Not really sure where to begin. I’m 33 years old, married with a beautiful child. Have a decent career and god has blessed me in many ways. My wife has an extremely volatile personality and I’m very afraid she’ll separate my kid from me along with her parents. She lacks reasoning in almost all her ways and even my 5yr old sides with her. This is fine and every time I cover up any friction/argument saying it’s my fault just to keep the peace. This has been going on for a few years now and I feel like I’m losing my identity in general. I’m unable to reach out to parents for help due to deep embarrassment and unsure how they’d help me. Not really trust worthy friends to go seek advice from. If my kid grows up to not respect or value me, I have no reason to live. I’m not posting this to gain sympathy or for someone to say my wife is wrong.
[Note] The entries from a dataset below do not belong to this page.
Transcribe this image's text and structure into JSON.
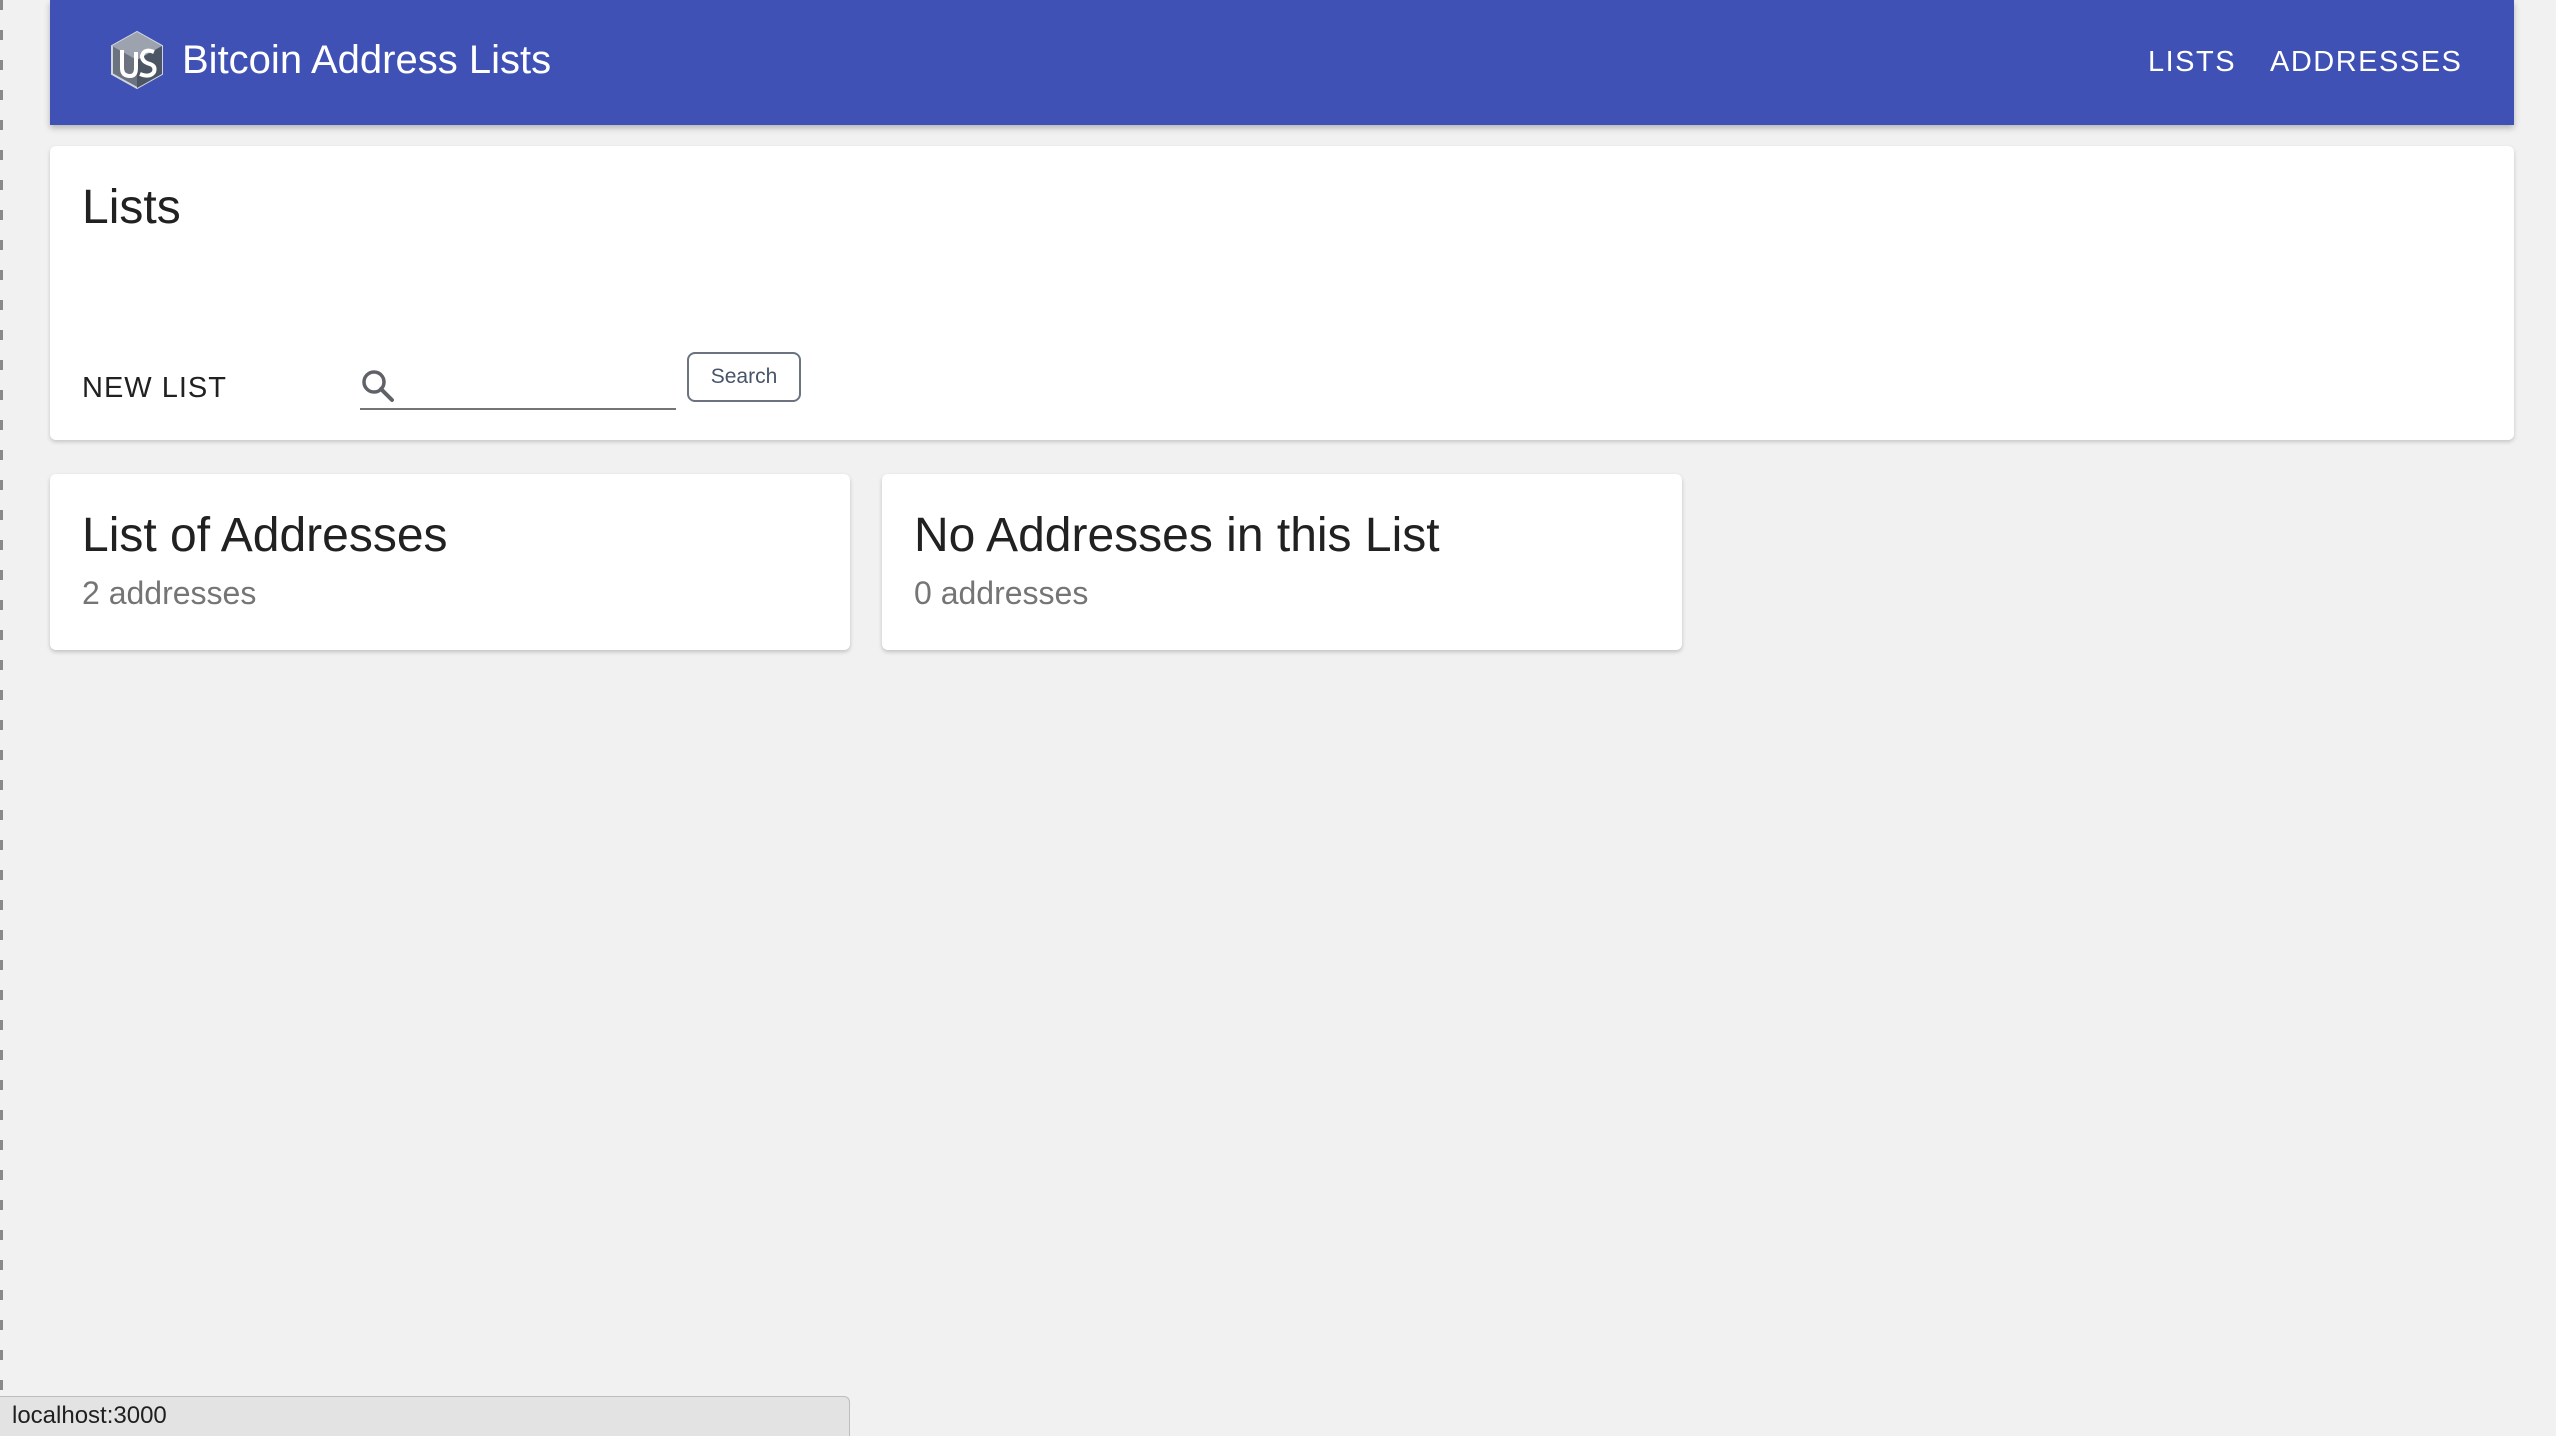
{
  "app": {
    "title": "Bitcoin Address Lists",
    "logo_icon": "cube-logo-icon",
    "brand_color": "#3f51b5"
  },
  "nav": {
    "lists_label": "LISTS",
    "addresses_label": "ADDRESSES"
  },
  "lists_panel": {
    "title": "Lists",
    "new_list_label": "NEW LIST",
    "search": {
      "icon": "search-icon",
      "value": "",
      "placeholder": "",
      "button_label": "Search"
    }
  },
  "cards": [
    {
      "title": "List of Addresses",
      "subtitle": "2 addresses"
    },
    {
      "title": "No Addresses in this List",
      "subtitle": "0 addresses"
    }
  ],
  "status_bar": {
    "url": "localhost:3000"
  }
}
Just want to know what I should be doing and who to reach out to? I feel extremely alone and really heavy shoulders and my only hope in life is my child. TC - 225k
Therapy
Sounds like you need a therapist for yourself to talk through your concerns, maybe learn some better communication skills so you’re not forced to roll over to keep the peace all the time. And then talk to a lawyer about your options to ensure she doesn’t pull a parental kidnapping on you if you start to enforce some healthy boundaries and she loses it.
Thanks for the great advice 🙏🏼
I’m beginning to ponder on this a bit. I have tried being patient, polite, giving benefit of doubts, a million second chances, and somehow seems I’m at the raw end and she’s happier than I am after almost all episodes. Maybe something is wrong with me? I will find a therapist. Thank you. In your experience, have people come out better from going through therapy?
Look up Reddit
Thank you 🙏🏼 what exactly would I be looking up
No don't do it stop before it's too late
If what you say about your wife is true, assuming she is in her 30s too, I don't think she will change now without external intervention. There is a saying, "if a plant doesn't bend, tree will definitely not bend."
Confront people involved or talk to a therapist.
1. If your relationship has reached a point where it has become toxic, and you are dragging it. Talk to a counsellor. And also potentially talk to a lawyer, wouldn’t hurt to know your options. 2. Talk to a lawyer to understand your rights as a parent, ie what you and she can do and more importantly what you and she can’t do. This will be really helpful if and when custody becomes a problem.
Indian?
Is divorce not an option? Seems like the way to go.
And still talk to your parents anyway about it. Their support can make things much more bearable and you will know you have people who love you no matter what you decide to do. My 2 cents. Talk to them!
I think OP doesn’t want to bother parents and is silently suffering . I am in a similar situation and can empathise with him
@Abs21 - Indian?
Can you give an example of unreasonable behavior
Not letting my child talk to my parents. P.S. I’m supporting her parents for 12 months financially and in many other ways.